This story dropped quietly this week but the implications are staggering.
SpaceX's agreement to acquire AI coding startup Cursor at a $60 billion valuation has retroactively turned a routine bankruptcy asset sale by FTX's estate into one of the largest missed recoveries in crypto history.
Here's what happened. During FTX's bankruptcy proceedings in 2023 and 2024, the estate's administrators were tasked with liquidating assets to repay creditors — the more than one million customers and institutional investors who lost money in the collapse. They sold positions, investments, and stakes across dozens of companies at whatever price the market offered during the post-FTX crisis period.
Cursor — the AI coding tool that became the developer tool of the year in 2025, used by millions of software engineers globally — was among those assets. It was sold at a fraction of what it would later be worth.
On April 23, 2026, SpaceX announced it was acquiring Cursor at a $60 billion valuation. In one announcement, a routine bankruptcy liquidation line item became the single largest missed recovery in crypto history.

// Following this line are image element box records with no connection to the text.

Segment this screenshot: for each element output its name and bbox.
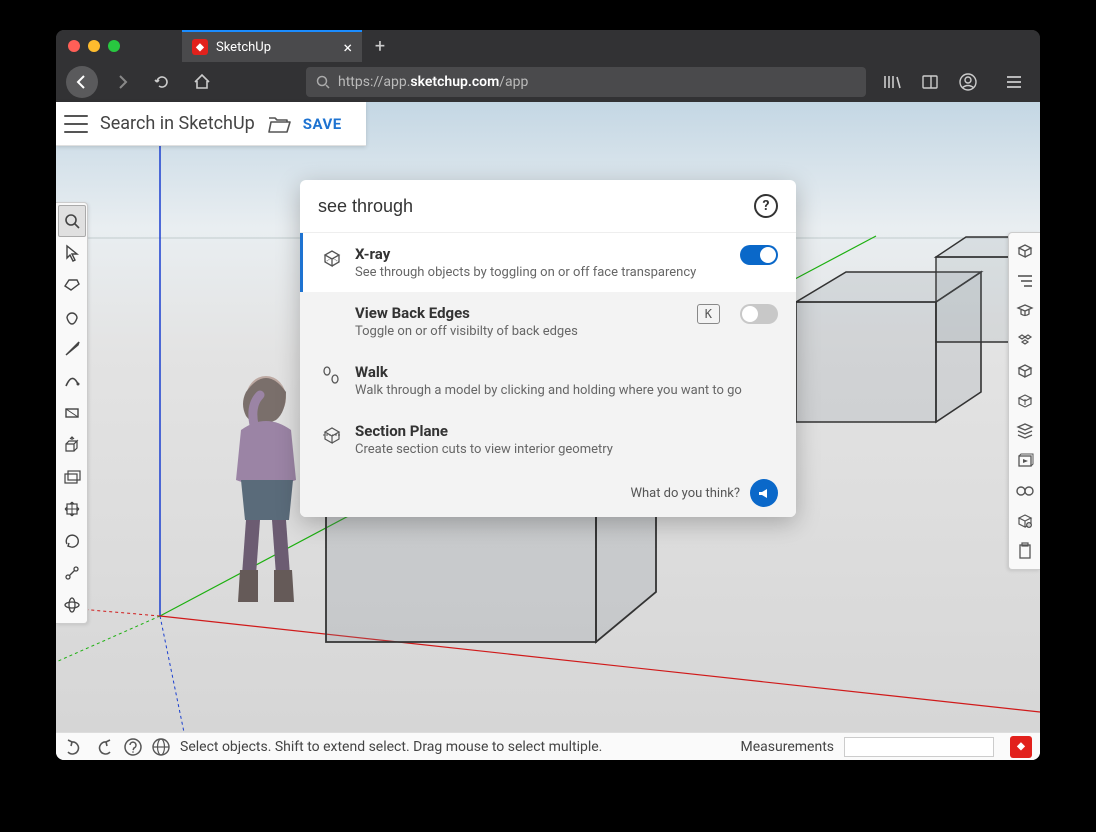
help-button[interactable]: ? <box>754 194 778 218</box>
result-title: X-ray <box>355 245 728 263</box>
tool-rotate[interactable] <box>58 525 86 557</box>
feedback-label: What do you think? <box>630 486 740 501</box>
panel-outliner[interactable] <box>1012 266 1038 296</box>
right-toolbar <box>1008 232 1040 570</box>
sketchup-logo-icon[interactable]: ◆ <box>1010 736 1032 758</box>
panel-materials[interactable] <box>1012 356 1038 386</box>
footsteps-icon <box>321 365 343 387</box>
browser-navbar: https://app.sketchup.com/app <box>56 62 1040 102</box>
search-results: X-ray See through objects by toggling on… <box>300 233 796 469</box>
panel-tags[interactable] <box>1012 386 1038 416</box>
tool-search[interactable] <box>58 205 86 237</box>
search-placeholder[interactable]: Search in SketchUp <box>100 113 255 134</box>
left-toolbar <box>56 202 88 624</box>
search-result-back-edges[interactable]: View Back Edges Toggle on or off visibil… <box>300 292 796 351</box>
search-panel: ? X-ray See through objects by toggling … <box>300 180 796 517</box>
result-desc: Toggle on or off visibilty of back edges <box>355 324 685 339</box>
tool-paint[interactable] <box>58 301 86 333</box>
search-icon <box>316 75 330 89</box>
url-text: https://app.sketchup.com/app <box>338 74 528 90</box>
tool-orbit[interactable] <box>58 589 86 621</box>
measurements-input[interactable] <box>844 737 994 757</box>
feedback-button[interactable] <box>750 479 778 507</box>
canvas-viewport[interactable]: ? X-ray See through objects by toggling … <box>56 102 1040 732</box>
menu-button[interactable] <box>64 115 88 133</box>
shortcut-key: K <box>697 304 720 324</box>
xray-toggle[interactable] <box>740 245 778 265</box>
section-plane-icon <box>321 424 343 446</box>
search-box: ? <box>300 180 796 233</box>
help-icon[interactable] <box>124 738 142 756</box>
account-icon[interactable] <box>952 66 984 98</box>
blank-icon <box>321 306 343 328</box>
nav-forward-button[interactable] <box>106 66 138 98</box>
save-button[interactable]: SAVE <box>303 115 342 133</box>
tool-move[interactable] <box>58 493 86 525</box>
folder-open-icon[interactable] <box>267 114 291 134</box>
panel-layers[interactable] <box>1012 416 1038 446</box>
redo-button[interactable] <box>94 739 114 755</box>
panel-clipboard[interactable] <box>1012 536 1038 566</box>
result-title: View Back Edges <box>355 304 685 322</box>
tool-arc[interactable] <box>58 365 86 397</box>
browser-window: ◆ SketchUp × + https://app.sketchup.com/… <box>56 30 1040 760</box>
tool-eraser[interactable] <box>58 269 86 301</box>
menu-icon[interactable] <box>998 66 1030 98</box>
panel-scenes[interactable] <box>1012 446 1038 476</box>
app-header: Search in SketchUp SAVE <box>56 102 366 146</box>
search-panel-footer: What do you think? <box>300 469 796 517</box>
status-hint: Select objects. Shift to extend select. … <box>180 739 602 755</box>
tool-offset[interactable] <box>58 461 86 493</box>
window-maximize-button[interactable] <box>108 40 120 52</box>
sidebar-icon[interactable] <box>914 66 946 98</box>
search-result-xray[interactable]: X-ray See through objects by toggling on… <box>300 233 796 292</box>
tool-select[interactable] <box>58 237 86 269</box>
tool-pushpull[interactable] <box>58 429 86 461</box>
result-desc: Create section cuts to view interior geo… <box>355 442 778 457</box>
sketchup-favicon-icon: ◆ <box>192 39 208 55</box>
nav-back-button[interactable] <box>66 66 98 98</box>
tab-close-button[interactable]: × <box>343 38 352 57</box>
panel-display[interactable] <box>1012 476 1038 506</box>
browser-tab[interactable]: ◆ SketchUp × <box>182 30 362 62</box>
panel-instructor[interactable] <box>1012 296 1038 326</box>
tab-title: SketchUp <box>216 40 271 55</box>
window-minimize-button[interactable] <box>88 40 100 52</box>
measurements-label: Measurements <box>741 739 834 755</box>
new-tab-button[interactable]: + <box>366 32 394 60</box>
library-icon[interactable] <box>876 66 908 98</box>
search-input[interactable] <box>318 196 754 217</box>
xray-icon <box>321 247 343 269</box>
tool-rectangle[interactable] <box>58 397 86 429</box>
back-edges-toggle[interactable] <box>740 304 778 324</box>
undo-button[interactable] <box>64 739 84 755</box>
url-bar[interactable]: https://app.sketchup.com/app <box>306 67 866 97</box>
panel-3dwarehouse[interactable] <box>1012 506 1038 536</box>
result-desc: Walk through a model by clicking and hol… <box>355 383 778 398</box>
window-close-button[interactable] <box>68 40 80 52</box>
result-title: Section Plane <box>355 422 778 440</box>
result-desc: See through objects by toggling on or of… <box>355 265 728 280</box>
panel-entity-info[interactable] <box>1012 236 1038 266</box>
nav-home-button[interactable] <box>186 66 218 98</box>
language-icon[interactable] <box>152 738 170 756</box>
status-bar: Select objects. Shift to extend select. … <box>56 732 1040 760</box>
tool-tape[interactable] <box>58 557 86 589</box>
search-result-section-plane[interactable]: Section Plane Create section cuts to vie… <box>300 410 796 469</box>
nav-reload-button[interactable] <box>146 66 178 98</box>
tool-line[interactable] <box>58 333 86 365</box>
panel-components[interactable] <box>1012 326 1038 356</box>
search-result-walk[interactable]: Walk Walk through a model by clicking an… <box>300 351 796 410</box>
titlebar: ◆ SketchUp × + <box>56 30 1040 62</box>
window-controls <box>68 40 120 52</box>
result-title: Walk <box>355 363 778 381</box>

To put that in context: FTX's entire shortfall — the amount needed to make all creditors whole — was approximately $8 billion at the time of collapse. The value locked in Cursor alone, had the estate held it, would have covered that shortfall more than seven times over.
This isn't a criticism of the bankruptcy administrators, who were operating under legal requirements to liquidate assets promptly and at market prices. Bankruptcy law doesn't allow estates to speculate on future valuations. They had to sell.
But this story illustrates something important about how wealth destruction works in crypto collapses. It's not just the direct losses. It's the forced selling of early-stage assets at distressed prices — the opportunity costs that don't show up in the headline numbers but dwarf them in retrospect.
FTX creditors eventually received a recovery rate above 100 cents on the dollar — meaning they got their money back, thanks to aggressive asset recovery and Bitcoin's price recovery. But "getting your money back" and "getting what you would have had if you'd never trusted FTX" are very different things.
The $60 billion valuation of Cursor is a number that should be taught in every blockchain business school course on why custody risk is not theoretical. It's real, it compounds, and sometimes you only find out the true cost years later.